|Title:||Early Language Comprehension Individualized Instruction (ELCII)|
|Principal Investigator:||Kendeou, Panayiota||Awardee:||University of Minnesota|
|Program:||Literacy [Program Details]|
|Award Period:||3 years (08/29/2017–08/28/2020)||Award Amount:||$1,399,651|
|Type:||Development and Innovation||Award Number:||R305A170242|
Co-Principal Investigator: Kristen McMaster
Purpose: In this project, researchers will develop the automated, interactive, cloud-based, instructional software, Early Language Comprehension Individualized Instruction (ELCII), meant to improve reading comprehension of kindergarten students by focusing on teaching students how to make inferences when they read. Many elementary school students are not able to understand the overall meaning of text or to make simple inferences about what is happening in the text. One possible response to this education problem is to focus on teaching children to make inferences when they are still in kindergarten. Individualized instruction is also important for students as it allows students to move at their own pace.
Project Activities: The ELCII intervention will use fiction and nonfiction videos to teach students vocabulary and inference making skills. It will also include modules that allow teachers to transfer the skills learned in the ELCII software into the classroom. In the first year of the project, the researchers will develop the ELCII software, conduct lab testing, and a brief test to see if the software is usable and feasible in classrooms. In the second year, researchers will make revisions to the software, and develop teacher materials and manuals. Finally, in the third year, the researchers will conduct a pilot study in which students will be randomly assigned to receive either ELCII or the literacy instruction that is already in place in their classrooms.
Products: The products of this project will be a fully developed ELCII intervention, evidence of ELCII's promise to improve student reading outcomes, and peer reviewed publications.
Setting: This project will take place in urban, rural, and suburban schools in Minnesota.
Sample: Participants in this study will include approximately 870 kindergarten students, their 36 teachers, and six parents of kindergarteners.

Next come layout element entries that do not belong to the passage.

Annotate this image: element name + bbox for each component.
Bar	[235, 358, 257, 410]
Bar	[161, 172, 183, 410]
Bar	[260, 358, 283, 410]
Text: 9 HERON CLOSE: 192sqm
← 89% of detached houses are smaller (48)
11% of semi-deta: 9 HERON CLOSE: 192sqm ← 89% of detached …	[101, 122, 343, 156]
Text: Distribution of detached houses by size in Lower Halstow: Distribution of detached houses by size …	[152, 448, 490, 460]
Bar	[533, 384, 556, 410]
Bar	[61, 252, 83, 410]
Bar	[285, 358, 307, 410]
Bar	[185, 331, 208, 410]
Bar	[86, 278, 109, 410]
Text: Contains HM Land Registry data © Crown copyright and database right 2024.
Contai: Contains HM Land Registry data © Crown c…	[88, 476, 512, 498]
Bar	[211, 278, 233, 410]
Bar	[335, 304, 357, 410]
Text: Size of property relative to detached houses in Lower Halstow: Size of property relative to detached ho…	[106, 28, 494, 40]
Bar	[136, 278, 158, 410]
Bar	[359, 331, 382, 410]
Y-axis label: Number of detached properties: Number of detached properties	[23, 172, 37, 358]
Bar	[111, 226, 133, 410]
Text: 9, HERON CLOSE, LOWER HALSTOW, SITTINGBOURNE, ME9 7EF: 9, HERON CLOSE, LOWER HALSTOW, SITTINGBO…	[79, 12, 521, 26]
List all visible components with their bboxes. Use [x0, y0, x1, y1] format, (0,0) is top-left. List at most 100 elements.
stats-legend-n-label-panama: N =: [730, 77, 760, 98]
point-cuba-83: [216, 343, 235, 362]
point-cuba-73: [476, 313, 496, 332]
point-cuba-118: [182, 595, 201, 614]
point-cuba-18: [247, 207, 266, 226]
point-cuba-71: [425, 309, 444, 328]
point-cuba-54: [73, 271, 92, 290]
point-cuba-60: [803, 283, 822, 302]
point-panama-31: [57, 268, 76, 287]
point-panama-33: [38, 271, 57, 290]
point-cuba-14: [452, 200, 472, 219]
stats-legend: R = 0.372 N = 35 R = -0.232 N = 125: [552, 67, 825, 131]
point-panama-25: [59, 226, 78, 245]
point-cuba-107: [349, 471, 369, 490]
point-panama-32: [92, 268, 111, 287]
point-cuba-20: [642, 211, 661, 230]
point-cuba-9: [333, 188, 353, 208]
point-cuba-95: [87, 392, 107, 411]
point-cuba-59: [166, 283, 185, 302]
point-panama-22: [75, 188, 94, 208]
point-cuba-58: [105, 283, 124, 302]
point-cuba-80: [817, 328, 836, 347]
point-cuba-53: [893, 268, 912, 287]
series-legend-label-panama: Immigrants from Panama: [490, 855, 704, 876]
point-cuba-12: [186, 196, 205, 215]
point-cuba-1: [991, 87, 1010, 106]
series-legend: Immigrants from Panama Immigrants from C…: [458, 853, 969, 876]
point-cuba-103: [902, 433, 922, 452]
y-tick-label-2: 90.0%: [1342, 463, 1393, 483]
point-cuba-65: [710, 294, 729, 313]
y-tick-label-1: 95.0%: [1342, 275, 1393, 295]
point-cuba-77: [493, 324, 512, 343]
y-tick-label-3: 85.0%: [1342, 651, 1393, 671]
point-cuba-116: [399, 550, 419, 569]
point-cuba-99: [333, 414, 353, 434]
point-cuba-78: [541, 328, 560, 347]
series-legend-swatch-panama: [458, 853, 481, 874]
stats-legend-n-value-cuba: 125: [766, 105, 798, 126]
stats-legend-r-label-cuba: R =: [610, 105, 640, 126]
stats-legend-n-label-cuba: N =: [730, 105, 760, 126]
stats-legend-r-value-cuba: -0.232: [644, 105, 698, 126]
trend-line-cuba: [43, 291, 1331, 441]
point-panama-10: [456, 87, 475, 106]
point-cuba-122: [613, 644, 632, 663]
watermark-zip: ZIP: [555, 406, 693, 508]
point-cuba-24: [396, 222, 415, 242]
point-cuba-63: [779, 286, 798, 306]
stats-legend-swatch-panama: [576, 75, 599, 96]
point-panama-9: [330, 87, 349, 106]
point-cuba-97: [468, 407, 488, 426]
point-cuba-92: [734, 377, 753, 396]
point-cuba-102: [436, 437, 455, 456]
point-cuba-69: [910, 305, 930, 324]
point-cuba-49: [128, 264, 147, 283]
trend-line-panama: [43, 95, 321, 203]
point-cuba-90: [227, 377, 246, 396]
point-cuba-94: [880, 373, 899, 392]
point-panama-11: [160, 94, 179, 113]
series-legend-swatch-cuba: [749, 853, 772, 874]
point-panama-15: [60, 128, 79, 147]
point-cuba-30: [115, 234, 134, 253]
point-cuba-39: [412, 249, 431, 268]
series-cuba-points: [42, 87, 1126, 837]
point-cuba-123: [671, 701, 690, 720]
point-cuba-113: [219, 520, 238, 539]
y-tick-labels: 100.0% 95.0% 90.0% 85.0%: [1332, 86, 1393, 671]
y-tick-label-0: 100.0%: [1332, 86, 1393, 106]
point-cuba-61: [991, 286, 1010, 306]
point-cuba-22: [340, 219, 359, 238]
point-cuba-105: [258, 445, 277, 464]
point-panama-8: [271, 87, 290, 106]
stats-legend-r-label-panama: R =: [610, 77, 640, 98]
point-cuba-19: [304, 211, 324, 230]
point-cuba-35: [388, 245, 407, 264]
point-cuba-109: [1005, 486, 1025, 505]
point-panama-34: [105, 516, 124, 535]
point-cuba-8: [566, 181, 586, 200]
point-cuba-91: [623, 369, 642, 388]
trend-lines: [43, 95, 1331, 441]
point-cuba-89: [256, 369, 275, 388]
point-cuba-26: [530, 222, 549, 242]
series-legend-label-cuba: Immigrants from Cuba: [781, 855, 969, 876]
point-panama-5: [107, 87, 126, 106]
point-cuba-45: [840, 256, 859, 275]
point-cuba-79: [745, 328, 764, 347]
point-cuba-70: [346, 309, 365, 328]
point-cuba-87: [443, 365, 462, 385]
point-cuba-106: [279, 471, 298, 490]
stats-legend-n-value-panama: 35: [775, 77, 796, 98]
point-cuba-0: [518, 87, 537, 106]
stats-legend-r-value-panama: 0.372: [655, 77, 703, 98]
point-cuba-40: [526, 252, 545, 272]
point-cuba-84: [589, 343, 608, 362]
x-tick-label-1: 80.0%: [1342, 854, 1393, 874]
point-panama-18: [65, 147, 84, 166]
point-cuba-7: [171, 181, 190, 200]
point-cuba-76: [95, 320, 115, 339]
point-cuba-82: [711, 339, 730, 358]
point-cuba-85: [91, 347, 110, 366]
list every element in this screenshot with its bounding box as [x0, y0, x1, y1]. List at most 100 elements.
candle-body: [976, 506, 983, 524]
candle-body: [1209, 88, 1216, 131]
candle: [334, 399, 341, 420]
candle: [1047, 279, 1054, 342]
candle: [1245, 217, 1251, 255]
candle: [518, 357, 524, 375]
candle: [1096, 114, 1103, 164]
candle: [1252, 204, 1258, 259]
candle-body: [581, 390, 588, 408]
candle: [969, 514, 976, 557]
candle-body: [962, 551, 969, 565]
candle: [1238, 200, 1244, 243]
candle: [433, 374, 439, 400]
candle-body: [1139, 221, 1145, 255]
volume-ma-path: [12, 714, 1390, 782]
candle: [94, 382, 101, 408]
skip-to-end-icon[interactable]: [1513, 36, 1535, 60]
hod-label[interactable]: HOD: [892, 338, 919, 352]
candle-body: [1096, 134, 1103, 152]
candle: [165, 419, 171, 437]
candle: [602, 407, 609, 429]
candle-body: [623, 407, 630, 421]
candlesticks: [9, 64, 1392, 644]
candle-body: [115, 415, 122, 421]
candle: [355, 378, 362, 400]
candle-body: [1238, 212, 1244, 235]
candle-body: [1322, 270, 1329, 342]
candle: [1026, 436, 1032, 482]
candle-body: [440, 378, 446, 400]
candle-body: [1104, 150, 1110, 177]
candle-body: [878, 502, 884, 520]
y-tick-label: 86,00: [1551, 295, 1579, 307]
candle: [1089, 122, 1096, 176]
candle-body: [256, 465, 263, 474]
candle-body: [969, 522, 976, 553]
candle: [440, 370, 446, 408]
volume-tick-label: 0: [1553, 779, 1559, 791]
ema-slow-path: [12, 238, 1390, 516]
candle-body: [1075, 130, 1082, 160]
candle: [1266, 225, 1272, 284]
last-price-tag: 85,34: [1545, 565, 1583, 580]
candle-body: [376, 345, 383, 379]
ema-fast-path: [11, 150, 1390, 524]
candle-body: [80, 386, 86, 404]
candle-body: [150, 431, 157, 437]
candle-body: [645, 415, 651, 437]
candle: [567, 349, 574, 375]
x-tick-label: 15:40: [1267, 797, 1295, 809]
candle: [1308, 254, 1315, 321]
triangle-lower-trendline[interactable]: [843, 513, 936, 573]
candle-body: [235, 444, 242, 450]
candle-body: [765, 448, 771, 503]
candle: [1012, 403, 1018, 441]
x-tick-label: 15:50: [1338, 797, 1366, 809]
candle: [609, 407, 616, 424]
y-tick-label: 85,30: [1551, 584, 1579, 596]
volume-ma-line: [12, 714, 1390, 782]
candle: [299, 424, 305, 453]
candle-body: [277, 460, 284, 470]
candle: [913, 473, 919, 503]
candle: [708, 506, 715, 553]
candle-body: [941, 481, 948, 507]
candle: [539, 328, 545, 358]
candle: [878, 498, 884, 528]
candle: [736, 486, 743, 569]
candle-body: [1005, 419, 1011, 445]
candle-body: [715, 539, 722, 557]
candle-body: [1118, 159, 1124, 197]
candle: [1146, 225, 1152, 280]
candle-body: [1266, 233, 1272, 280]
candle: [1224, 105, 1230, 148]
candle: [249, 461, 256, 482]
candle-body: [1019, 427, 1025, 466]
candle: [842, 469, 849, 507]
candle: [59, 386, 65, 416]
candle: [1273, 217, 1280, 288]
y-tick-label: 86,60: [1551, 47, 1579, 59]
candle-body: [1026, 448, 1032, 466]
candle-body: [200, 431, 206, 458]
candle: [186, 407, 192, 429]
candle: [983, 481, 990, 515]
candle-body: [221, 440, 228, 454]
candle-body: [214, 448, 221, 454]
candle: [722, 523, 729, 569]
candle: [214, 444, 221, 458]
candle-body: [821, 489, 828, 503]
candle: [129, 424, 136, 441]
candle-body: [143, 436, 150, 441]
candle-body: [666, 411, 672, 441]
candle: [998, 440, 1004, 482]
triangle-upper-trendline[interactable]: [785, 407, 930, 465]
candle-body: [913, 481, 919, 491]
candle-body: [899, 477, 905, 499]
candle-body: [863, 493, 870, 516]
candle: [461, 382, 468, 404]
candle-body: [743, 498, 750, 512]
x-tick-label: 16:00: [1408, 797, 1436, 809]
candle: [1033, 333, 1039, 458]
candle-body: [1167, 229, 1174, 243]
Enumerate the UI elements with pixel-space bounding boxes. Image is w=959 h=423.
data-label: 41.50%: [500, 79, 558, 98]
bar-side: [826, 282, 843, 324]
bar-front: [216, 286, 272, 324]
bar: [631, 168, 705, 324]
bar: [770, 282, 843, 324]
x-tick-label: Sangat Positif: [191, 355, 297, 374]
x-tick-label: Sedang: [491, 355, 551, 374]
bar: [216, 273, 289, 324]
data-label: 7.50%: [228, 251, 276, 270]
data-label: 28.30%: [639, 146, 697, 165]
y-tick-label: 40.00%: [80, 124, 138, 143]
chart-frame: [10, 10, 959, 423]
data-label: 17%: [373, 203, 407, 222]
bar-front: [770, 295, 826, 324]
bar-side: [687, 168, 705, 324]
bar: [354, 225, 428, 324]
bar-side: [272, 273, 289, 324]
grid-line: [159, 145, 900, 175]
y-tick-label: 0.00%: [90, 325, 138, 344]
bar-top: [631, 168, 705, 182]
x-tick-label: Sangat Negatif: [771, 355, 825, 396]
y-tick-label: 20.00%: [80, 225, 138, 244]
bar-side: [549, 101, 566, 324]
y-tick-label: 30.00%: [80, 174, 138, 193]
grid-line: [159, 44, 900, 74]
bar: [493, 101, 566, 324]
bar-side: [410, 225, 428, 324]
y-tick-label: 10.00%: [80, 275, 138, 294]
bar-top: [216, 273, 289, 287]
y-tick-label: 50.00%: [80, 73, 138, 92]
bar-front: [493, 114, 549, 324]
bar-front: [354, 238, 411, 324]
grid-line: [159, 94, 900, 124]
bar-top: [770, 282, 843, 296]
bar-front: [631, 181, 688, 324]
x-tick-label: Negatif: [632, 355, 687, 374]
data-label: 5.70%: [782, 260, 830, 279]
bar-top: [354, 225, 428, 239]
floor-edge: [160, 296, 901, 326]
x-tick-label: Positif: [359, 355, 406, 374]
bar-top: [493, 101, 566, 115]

Intervention: ELCII will be designed to improve reading comprehension for kindergarten students by focusing on inference making. The intervention will be interactive, automated, and cloud-based, with twenty-four thirty-minute learning modules that engage students to watch fiction and nonfiction videos, to learn academic vocabulary from the videos, to respond to inferential questions both during and after viewing the videos, and to receive scaffolding and specific feedback after each inferential question. ELCII will also include eighteen thirty-minute transfer modules during which the teacher will use an interactive questioning activity while reading a narrative of informational text to a small group of children. The final version of ELCII will include manuals and fidelity tools.
Research Design and Methods: Iterative development of ELCII will take place over the first two years of the project. Researchers will select fiction and nonfiction videos and create learning modules around the videos. Focus groups of literacy experts and parents will provide input and feedback on cultural sensitivity, usability, and feasibility. Field tests will provide information to the researchers on usability, feasibility, and how well the intervention is working. Transfer modules will also be created and field tested. For the pilot study in the third year, 30 teachers and their 750 kindergarten students will be randomly assigned to either an ELCII treatment condition or a business-as-usual control condition.
Control Condition: In the control condition, students receive standard classroom practices in place at the school.
Key Measures: Questionnaires, logs, and bug sheets will be used to assess feasibility and usability. The Test of Language Competence-Expanded (TLC-E) Listening Comprehension: Making Inferences subtest will be used to assess language comprehension at pre-test. Student outcome measures include a video comprehension measure to assess inference skills, and QRI-5 to assess inference and comprehension in reading contexts. The Gates-MacGinitie Reading Test will be used to assess reading comprehension. Finally, the FAST early Reading battery will be used to assess decoding, the Peabody Picture Vocabulary Test, Fourth edition will be used to assess vocabulary, and the Automated Working Memory Assessment will be used to assess working memory.
Data Analytic Strategy: Researchers will use multilevel models with students nested within teachers to examine the promise of ELCII for improving kindergarten students' outcomes. The research team will enter covariates such as instructional condition and pretest scores into the models.